Hace tres años y medio que intelectuales de primer nivel y científicos destacados vienen anunciando el descalabro del sistema de ciencia y tecnología del país. Algunos medios han publicado decenas de datos estadísticos, curvas con la evolución (en decidida caída) de la cantidad de investigadores que ingresan año a año al CONICET, porcentajes de la disminución de la inversión en el campo de la investigación científica, caída de los aportes del estado para financiar proyectos de innovación a través de la coparticipación de empresas y universidades, la cantidad de científicos que emigran y miles de datos más. Nada. El impacto en la opinión pública: nulo. Completamente nulo.

Pero eso sí, bastó que una investigadora del CONICET se presentara en un programa de preguntas y respuestas para intentar ganar un premio que ayudara a financiar sus investigaciones para que todo el país expresara su indignación. Como decía Borges, todos terminamos pareciéndonos a nuestros enemigos.

El presidente, ni lerdo ni perezoso, convocó a la investigadora del CONICET y acordó, supuestamente, con ella, pautas para revertir una situación que aparentemente desconocía. El mismo gobierno que desde hace años ignora permanentemente los reclamos del sector, reclamos concebidos a través de mecanismos consensuados y expresados por caminos formalmente establecidos en función de estructuras jerárquicas, representaciones sindicales, colegios o agrupaciones de universidades o investigadores, rectores, ex presidentes del mismo CONICET, legisladores, industriales, etc. etc., reconoce como interlocutora válida a una investigadora que tuvo sus 5 minutos de fama en televisión y acuerda personalmente con ella un plan de acción. Plan de acción que seguramente ya olvidó y que sólo existe en esa ficción gigantesca que el gobierno y los medios de comunicación masivos vienen sosteniendo y que tarde o temprano estallará como un globo para dejar al descubierto la mayor estafa de la que los argentinos hayamos sido víctimas.

Pero lo que verdaderamente debería provocar pavor y desconsuelo entre los argentinos, más allá del dato anecdótico de la doctora Simian compitiendo en ¿Quién quiere ser millonario?, es la subordinación incondicional del actual gobierno a los intereses de los países dominantes. La decidida e indisimulable alineación con las políticas que arbitrariamente Estados Unidos decide para países como el nuestro. Porque la destrucción del aparato de Ciencia y Técnica por parte del gobierno y el desmantelamiento del incipiente intento de industrialización del proyecto económico anterior, surgen de esa alineación con un poder que nos necesita como meros usuarios y consumidores de los productos que ellos desarrollan. ¿Para qué fabricar generadores eólicos si en Dinamarca ya lo hacen?

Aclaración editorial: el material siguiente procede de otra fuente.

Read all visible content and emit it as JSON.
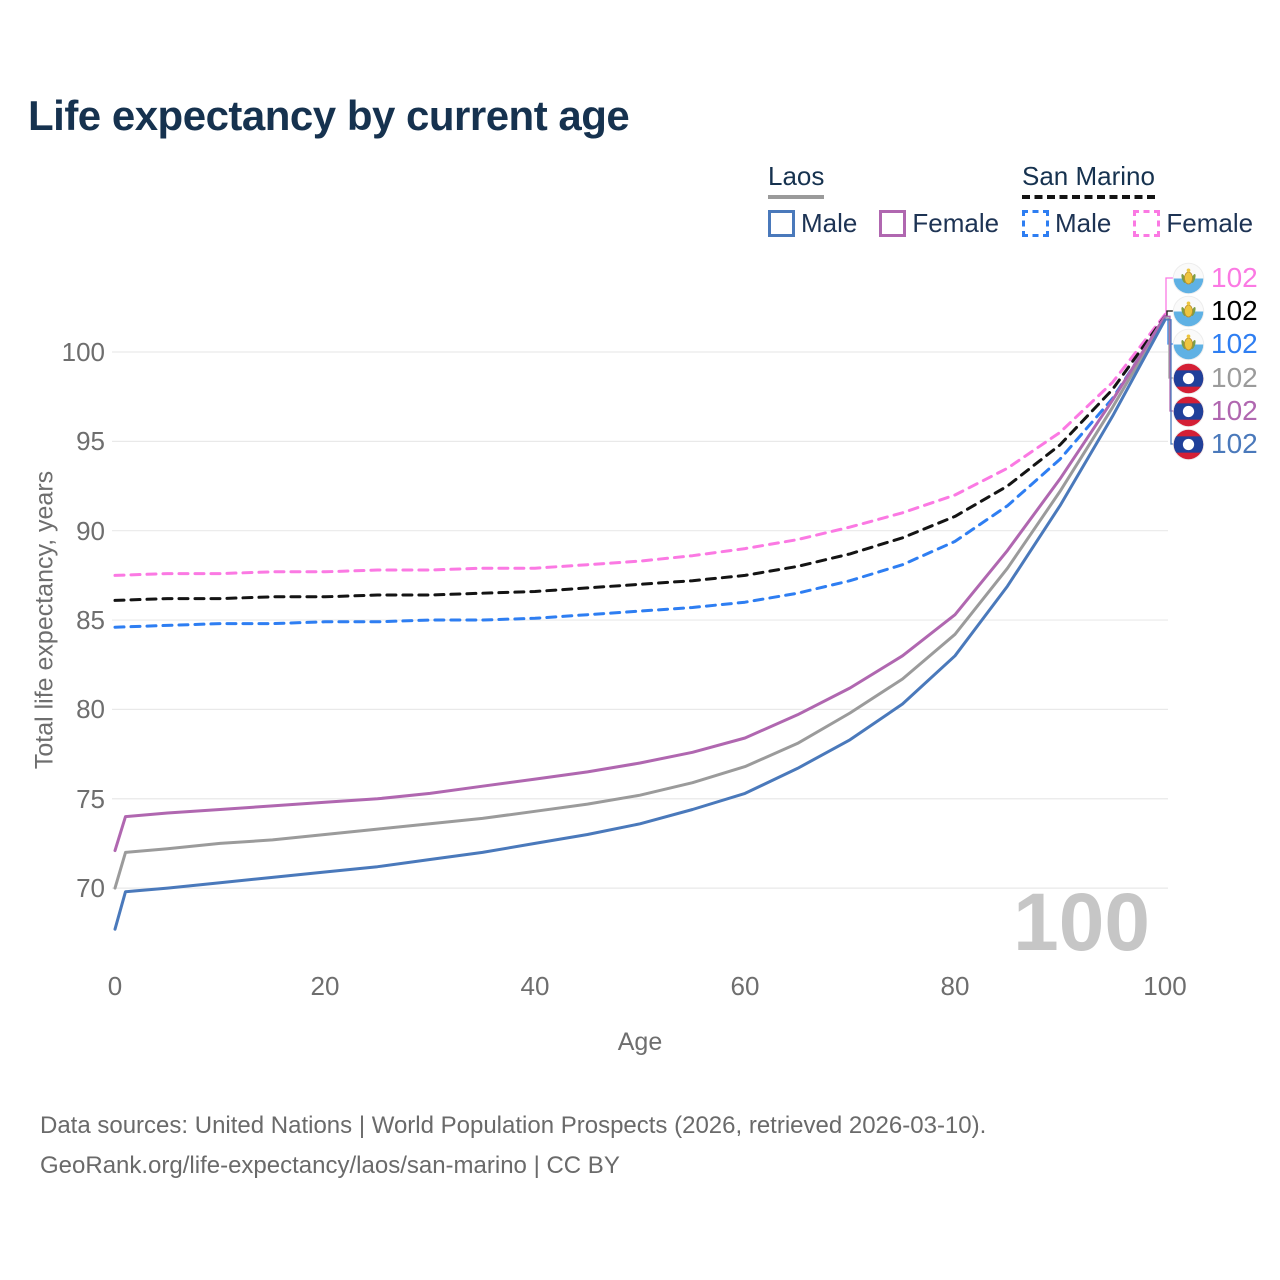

Regresar al mundo era, pareciera, ver pasar por la ruta, con el orgullo de quien se siente parte de un proyecto modernizador y ambientalmente responsable, unos enormes tubos de acero sobre los que se van a montar generadores eólicos importados, al mismo tiempo las empresas de nuestro parque industrial reducen personal por falta de producción.

Alineados, obedientes, respetuosos, subordinados, honestos. Rivadavia, si nos viera, se sentiría orgulloso de nosotros.